A finger pointed, then the woman strode off on her own mission. We rode slowly, my eyes taking it all in, not from the perspective of a visitor, but as a warrior. I watched rooftops, alleys, and corners. My mind calculated paths suitable for escape. Kendra dictated where we would go, and how to get there. She would tell me when we were close to any of the three chirps we needed to investigate.

Until we located one, the visions in her head might be anything, including birds. However, we didn’t think so. The horses moved easily down the crowded street paved with blocks of uneven gray stone. Every house held six, eight, or more people. The shops were crowded, the noise intolerable.

After two more turns, we located the market square, and it too was overflowing with people. A vendor at the edge sold fried meat pies, a favorite of mine. We bought two for each of us but didn’t dare leave our horses in the mass confusion for fear of never locating them again. We had no reason to enter the market itself or try to navigate our horses in the sea of humanity.

Kendra pointed to a stand of trees that was a small park for children. We rode there and stood at the edge, reins in hand while we ate. Children played, shouted, and otherwise were as they should be. One asked me to join in a game, and at another time I’d have taken him up on it.

Kendra said, “One of the chirps if that is what we’re going to call them, is close. I want to ride down that road over there,” she pointed.

“How accurate do you think finding them that way will be?”

“Who knows until we try.” She kicked her heels to her horse as if shutting off more conversation. She swerved to avoid a hand-truck laden high with cabbages, forcing the small man to turn aside and a few cabbages rolled off and down the road. Despite his curses, I pulled a small coin and tossed it to him as I rode past to catch up with her.

She slowed two streets away and jutted her chin at a building. It was two stories high, as were most in the area, made of gray stone, and above the door hung a swinging sign of a dancing bear. It was an inn. A short alley with a similar sign, however with a horse led the way to the stable.

Kendra never hesitated. Once in the stable, she paid a boy, and we entered the great room of the inn from the rear door. Without a pause to look around, or at the dozen people inside, she walked confidently to an unoccupied table and sat. Our bows were with the horses, but my sword was at my side.

My sister sat with her back to the wall, in the corner where the massive fireplace stood. A dour woman of thirty swept crumbs from our table with a dirty cloth quickly wiped at most of the accumulated surface grime. “Ale,” I said, not waiting for the question to be asked, and needing time for my sister to examine everyone in the room. She looked past me, her eyes pausing on each until she found a plump man with piggish eyes. Instead of sitting behind me where I couldn’t see him, he sat only two tables off to one side.

“Is that him?”

She nodded, turning her head slightly away from him to prevent drawing his attention if he should look. He appeared average, as tall or short as most, brown hair, wide features. His age was perhaps forty, but if he was truly a mage, any of his outward appearances might be a creation of his imagination and magic. He talked with another man, one that caused me more worry.

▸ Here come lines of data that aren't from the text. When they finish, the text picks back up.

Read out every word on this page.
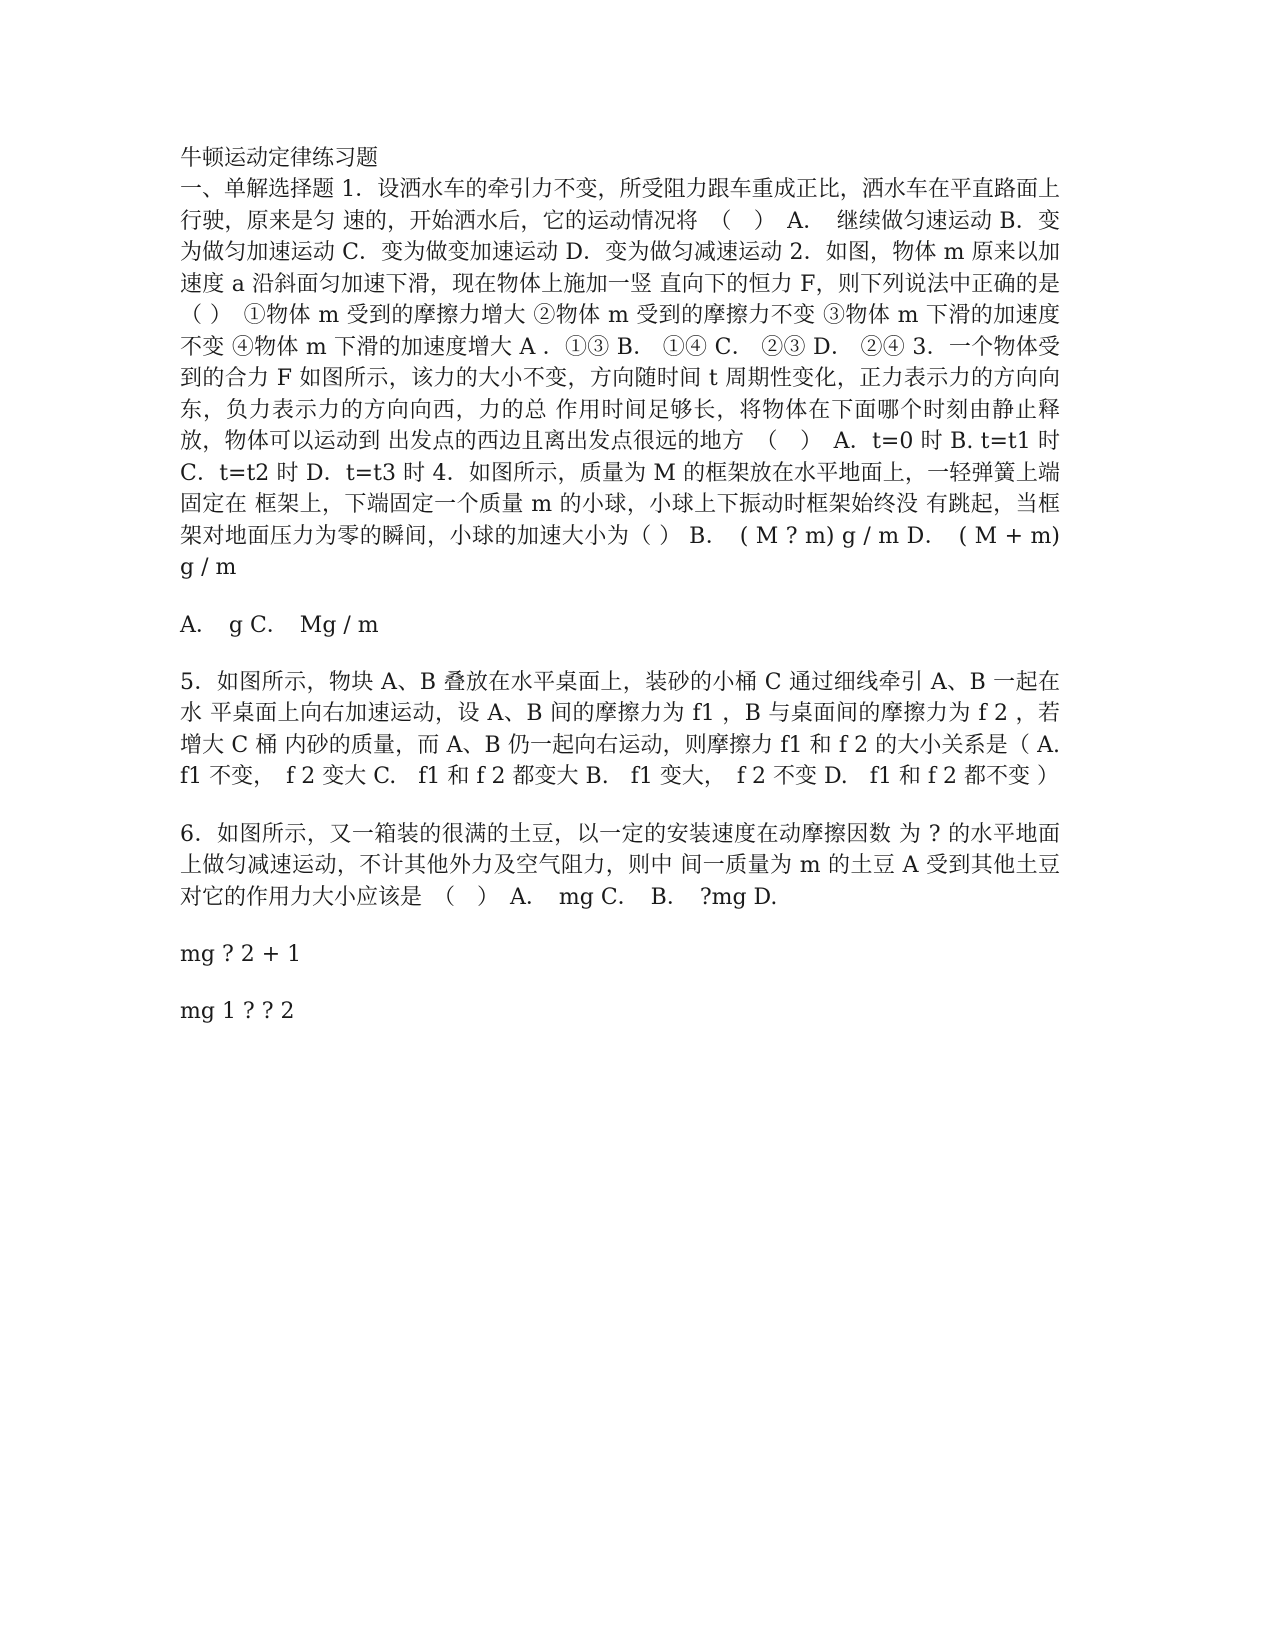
牛顿运动定律练习题

一、单解选择题 1．设洒水车的牵引力不变，所受阻力跟车重成正比，洒水车在平直路面上行驶，原来是匀 速的，开始洒水后，它的运动情况将　（　）　A．　继续做匀速运动 B．变为做匀加速运动 C．变为做变加速运动 D．变为做匀减速运动 2．如图，物体 m 原来以加速度 a 沿斜面匀加速下滑，现在物体上施加一竖 直向下的恒力 F，则下列说法中正确的是（ ）　①物体 m 受到的摩擦力增大 ②物体 m 受到的摩擦力不变 ③物体 m 下滑的加速度不变 ④物体 m 下滑的加速度增大 A ．①③ B． ①④ C． ②③ D． ②④ 3．一个物体受到的合力 F 如图所示，该力的大小不变，方向随时间 t 周期性变化，正力表示力的方向向东，负力表示力的方向向西，力的总 作用时间足够长，将物体在下面哪个时刻由静止释放，物体可以运动到 出发点的西边且离出发点很远的地方　（　）　A．t=0 时 B. t=t1 时 C．t=t2 时 D．t=t3 时 4．如图所示，质量为 M 的框架放在水平地面上，一轻弹簧上端固定在 框架上，下端固定一个质量 m 的小球，小球上下振动时框架始终没 有跳起，当框架对地面压力为零的瞬间，小球的加速大小为（ ） B．　( M ? m) g / m D．　( M + m) g / m

A．　g C．　Mg / m

5．如图所示，物块 A、B 叠放在水平桌面上，装砂的小桶 C 通过细线牵引 A、B 一起在水 平桌面上向右加速运动，设 A、B 间的摩擦力为 f1 ，B 与桌面间的摩擦力为 f 2 ，若增大 C 桶 内砂的质量，而 A、B 仍一起向右运动，则摩擦力 f1 和 f 2 的大小关系是（ A.　f1 不变，　f 2 变大 C.　f1 和 f 2 都变大 B.　f1 变大，　f 2 不变 D.　f1 和 f 2 都不变 ）

6．如图所示，又一箱装的很满的土豆，以一定的安装速度在动摩擦因数 为 ? 的水平地面上做匀减速运动，不计其他外力及空气阻力，则中 间一质量为 m 的土豆 A 受到其他土豆对它的作用力大小应该是　（　）　A．　mg C．　B．　?mg D.

mg ? 2 + 1

mg 1 ? ? 2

The second man was taller, thin, and younger. He sat stiffly, like the military officers in the palace. His eyes continually scanned the other patrons. Once, as he shifted, the butt of a long knife hidden under his coat was exposed briefly. He was a fighter, at the very least. However, he was probably hired for protection.

The mugs arrived, and I declined food. The meat pies would hold us for a while. I tasted the sour ale and regretted not ordering wine. Meanwhile, the mage finished his mug and ordered another as the same dour woman walked near.

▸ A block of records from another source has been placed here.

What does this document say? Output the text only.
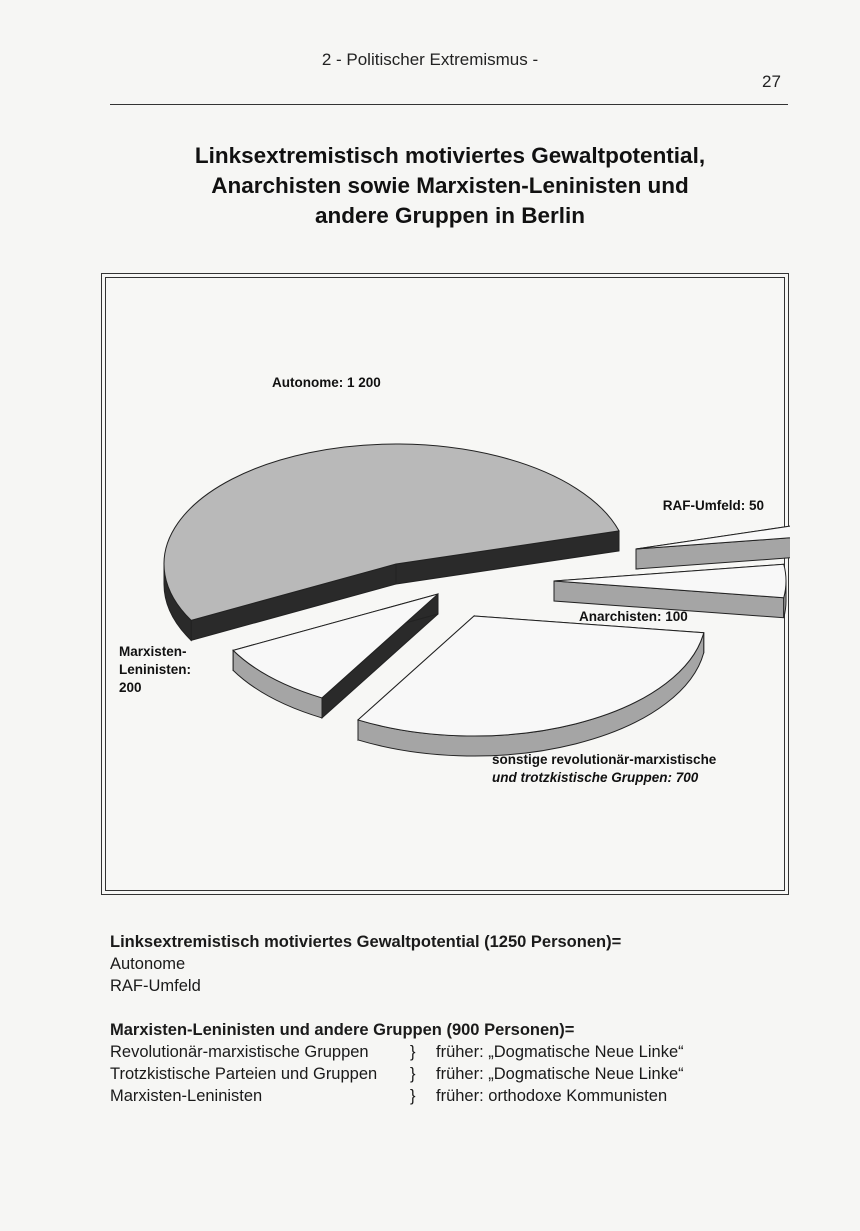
2 - Politischer Extremismus -
27
Linksextremistisch motiviertes Gewaltpotential,
Anarchisten sowie Marxisten-Leninisten und
andere Gruppen in Berlin
Autonome: 1 200
RAF-Umfeld: 50
Anarchisten: 100
sonstige revolutionär-marxistische und trotzkistische Gruppen: 700
Marxisten-Leninisten: 200
Linksextremistisch motiviertes Gewaltpotential (1250 Personen)=
Autonome
RAF-Umfeld
Marxisten-Leninisten und andere Gruppen (900 Personen)=
Revolutionär-marxistische Gruppen	}	früher: „Dogmatische Neue Linke“
Trotzkistische Parteien und Gruppen	}	früher: „Dogmatische Neue Linke“
Marxisten-Leninisten	}	früher: orthodoxe Kommunisten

“He’ll need the outhouse, soon,” Kendra said. “Without his magic, it should be easy for you to take him captive and escort him into the barn.”

“The other one is there to protect him. They are not friends.”

“I can see that. You get the mage into the barn, and I’ll be along right after, but I will keep the soldier away, too.” She reached into the jacket she wore, and her fingers searched one of the small buttoned pockets sewn inside. Her hand returned to the table and inside was a bit of paper folded into a small envelope.

There were several small pockets inside that jacket, and each contained something of value. One was a slow poison, another a quick-acting one. Sometimes she might need time to get away before someone fell ill, and others might want it to react before he could harm her. There was a powder that put one to sleep when absorbed through the skin, and others. Each packet was colored to prevent mistakes.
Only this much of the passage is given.